A ring-shaped member 15 is engaged with the outer periphery of the nozzle barrel 11, and a holding plate 26 is fixed to the flange 18 so that the ring-shaped member 15 and the nozzle barrel 11 do not come out of the main barrel 12. .

Internal pressure (back pressure) in the body barrel 12
Is provided with a pressure sensor, and the output of the pressure sensor is, for example, an arithmetic unit 2 including a microcomputer.
7 is input. The output of the arithmetic unit 27 is input to the amplifier 28, and the output of the amplifier 28 is input to the motor Mb.
The arithmetic unit 27 is connected to an input unit 29 for setting the back pressure of the extruder.

In this extruder, the pressure in the barrel 12 of the main body is detected by a pressure sensor, the obtained detection value is compared with the pressure value previously input to the input device 29, and the back pressure becomes a set value. The gap G is adjusted by rotating the motor Mb.

Since the rotation speed and the rotation angle of the ring-shaped member 15 can be continuously changed by the motor Mb, the back pressure can be adjusted more accurately and in real time than the extruder of the embodiment shown in FIG. You can The other structure, function and effect are similar to those of the first embodiment described above.

[0033]

In summary, according to the present invention, the following excellent effects are exhibited.

Since the nozzle is provided at the tip of the casing so as to be movable in the axial direction, it is possible to realize an extruder in which shredder dust made of resin is not clogged even if metals that have been selected and leaked are mixed.

[Brief description of drawings]

FIG. 1 is a side sectional view of a first embodiment of an extruder of the present invention.

FIG. 2 is a partially enlarged view of the extruder shown in FIG.

FIG. 3 is a side sectional view of a second embodiment of the present invention.

FIG. 4 is a side sectional view showing a conventional example of an extruder.

[Explanation of symbols]

 2 Shredder dust 4 Screw 10 Casing 11 Nozzle (nozzle barrel) 11a Nozzle port 15 Ring-shaped member D Solidified material

Claims (4)

[Claims] 1. An extruder for rotatably mounting a screw in a casing, for inputting shredder dust through a material input port and extruding through a nozzle port at a tip to reduce volume and solidify, a shaft is provided at a tip portion of the casing.
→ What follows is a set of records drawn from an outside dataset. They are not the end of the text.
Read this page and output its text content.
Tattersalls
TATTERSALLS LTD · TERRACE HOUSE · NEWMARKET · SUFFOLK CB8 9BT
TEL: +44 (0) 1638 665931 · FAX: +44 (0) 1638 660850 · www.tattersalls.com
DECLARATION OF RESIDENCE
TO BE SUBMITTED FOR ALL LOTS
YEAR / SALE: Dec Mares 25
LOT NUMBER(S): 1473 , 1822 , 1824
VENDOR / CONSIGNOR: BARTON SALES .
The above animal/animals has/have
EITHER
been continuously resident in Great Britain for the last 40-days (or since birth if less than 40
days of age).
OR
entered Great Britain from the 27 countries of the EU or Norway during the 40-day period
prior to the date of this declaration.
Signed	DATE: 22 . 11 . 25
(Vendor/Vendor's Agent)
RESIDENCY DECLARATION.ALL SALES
An extruder having a nozzle that is movable in any direction. 2. A ring having the nozzle formed in a cylindrical body that is movable in the casing, a thread groove formed on the outer circumference of the nozzle, and a thread groove engaging with the thread groove formed on the outer circumference of the nozzle. 2. The extruder according to claim 1, further comprising a ring-shaped member, wherein the nozzle is moved in the axial direction by rotating the ring-shaped member. 3. A flange having a plurality of bolt holes is formed at the tip of the casing, a plurality of bolt through holes are formed in the circumferential direction of the ring-shaped member, and the ring-shaped member is formed by bolts passing through the bolt holes. The extruder according to claim 2, wherein the member is fixed to the flange. 4. The ring member is formed by forming gear teeth on the outer periphery of the ring member and rotating a gear having teeth engaging with the gear teeth by a motor. The extruder according to 2.